Tentato omicidio di Diamante, la Cassazione: «Senza logica l’ordinanza su Novello»

La Suprema Corte annulla con rinvio l’ordinanza del Tdl di Catanzaro che aveva confermato gli arresti domiciliari al presunto esecutore materiale del delitto avvenuto a fine ottobre del 2015 in un bar di Diamante. Per gli ermellini le motivazioni del Riesame non hanno tenuto conto delle testimonianze che non confermavano quanto sostenuto da altri testi, richiamati nella richiesta di misura cautelare avanzata dalla procura di Paola. 

La sentenza è della prima sezione penale della Suprema Corte di Cassazione, che ieri ha depositato le motivazioni con le quali ha annullato con rinvio l’ordinanza del tribunale del Riesame di Catanzaro che ha esaminato mesi fa la posizione cautelare di Alberto Novello, accusato del tentato omicidio di Diamante – avvenuto a fine ottobre del 2015 – in qualità di esecutore mentre l’istigatore, concorrente morale del delitto, sarebbe Mattia De Rose per il quale un’altra sezione della Cassazione ha confermato l’ordinanza del Tdl. Ma è ovvio che alla luce della decisione assunta dal presidente Mariastefania Di Tomassi e del relatore Antonio Cairo il quadro cautelare potrebbe avere un peso diverso nel corso del processo.

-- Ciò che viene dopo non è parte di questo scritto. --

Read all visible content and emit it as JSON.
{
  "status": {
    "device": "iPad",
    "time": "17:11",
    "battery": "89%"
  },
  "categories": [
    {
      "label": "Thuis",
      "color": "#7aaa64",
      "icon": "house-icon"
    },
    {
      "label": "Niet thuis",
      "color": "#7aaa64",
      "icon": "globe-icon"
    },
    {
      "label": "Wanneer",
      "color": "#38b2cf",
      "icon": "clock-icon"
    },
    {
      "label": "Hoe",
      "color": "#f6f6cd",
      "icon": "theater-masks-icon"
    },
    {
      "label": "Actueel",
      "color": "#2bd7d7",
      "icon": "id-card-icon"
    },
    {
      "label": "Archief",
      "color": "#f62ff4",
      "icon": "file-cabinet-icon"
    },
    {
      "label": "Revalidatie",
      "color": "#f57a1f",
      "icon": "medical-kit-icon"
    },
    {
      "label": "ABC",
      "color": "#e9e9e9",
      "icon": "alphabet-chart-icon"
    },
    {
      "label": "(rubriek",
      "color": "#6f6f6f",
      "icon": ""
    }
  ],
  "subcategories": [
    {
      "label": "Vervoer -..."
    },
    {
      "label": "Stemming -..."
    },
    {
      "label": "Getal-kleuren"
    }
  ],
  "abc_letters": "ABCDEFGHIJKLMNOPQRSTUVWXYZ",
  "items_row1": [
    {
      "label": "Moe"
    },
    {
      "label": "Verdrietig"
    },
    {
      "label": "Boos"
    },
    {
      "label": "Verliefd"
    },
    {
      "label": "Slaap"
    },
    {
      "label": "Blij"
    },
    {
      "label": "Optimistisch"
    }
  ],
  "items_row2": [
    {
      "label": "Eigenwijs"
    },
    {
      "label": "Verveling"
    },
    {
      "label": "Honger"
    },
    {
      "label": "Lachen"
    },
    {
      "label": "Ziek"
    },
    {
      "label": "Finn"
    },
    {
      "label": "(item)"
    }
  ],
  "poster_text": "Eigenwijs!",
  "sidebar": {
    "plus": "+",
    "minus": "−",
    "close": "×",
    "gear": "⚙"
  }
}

LE INDAGINI. La storia giudiziaria di questa inchiesta condotta dalla procura di Paola è tormentata sin dalla sua nascita. I primi colpi di scena arrivano quando i gip di Paola e Cosenza, rispettivamente chiamati ad esprimersi sul decreto di fermo emesso dalla procura tirrenica, scarcerano i due indagati per mancanza di gravi indizi di colpevolezza. Per i carabinieri della Compagnia di Scalea il tentato omicidio sarebbe maturato al termine di una parola di troppo e uno scambio di sguardi tra i due giovani inquisiti e attualmente ai domiciliari e la vittima originaria di San Lucido. Dopo aver discusso animatamente i due giovani si sarebbero separati e mentre la vittima stava facendo la fila per recarsi in bagno alcuni malviventi lo avrebbero raggiunto e avrebbero ripreso la precedente discussione. Dopo poche parole uno dei indagati, per l’accusa Novello, avrebbe estratto una pistola dalla tasca e avrebbe esploso un colpo a bruciapelo sulla vittima che si è accasciato al suolo. L’esplosione del colpo sarebbe stata camuffata dalla musica ad alto volume del locale che avrebbe favorito la fuga dei malviventi a bordo di un’autovettura a loro in uso. V’è da dire, tuttavia, che anche nel momento in cui fu eseguito l’incidente probatorio la posizione dei due indagati non cambiò salvo poi essere cristallizzata – a dire di chi indaga – seguendo le dichiarazioni di alcuni testimoni. Ed è proprio qui che la Cassazione fa sentire il suo peso, decidendo di annullare con rinvio l’ordinanza del Tdl per un nuovo esame. 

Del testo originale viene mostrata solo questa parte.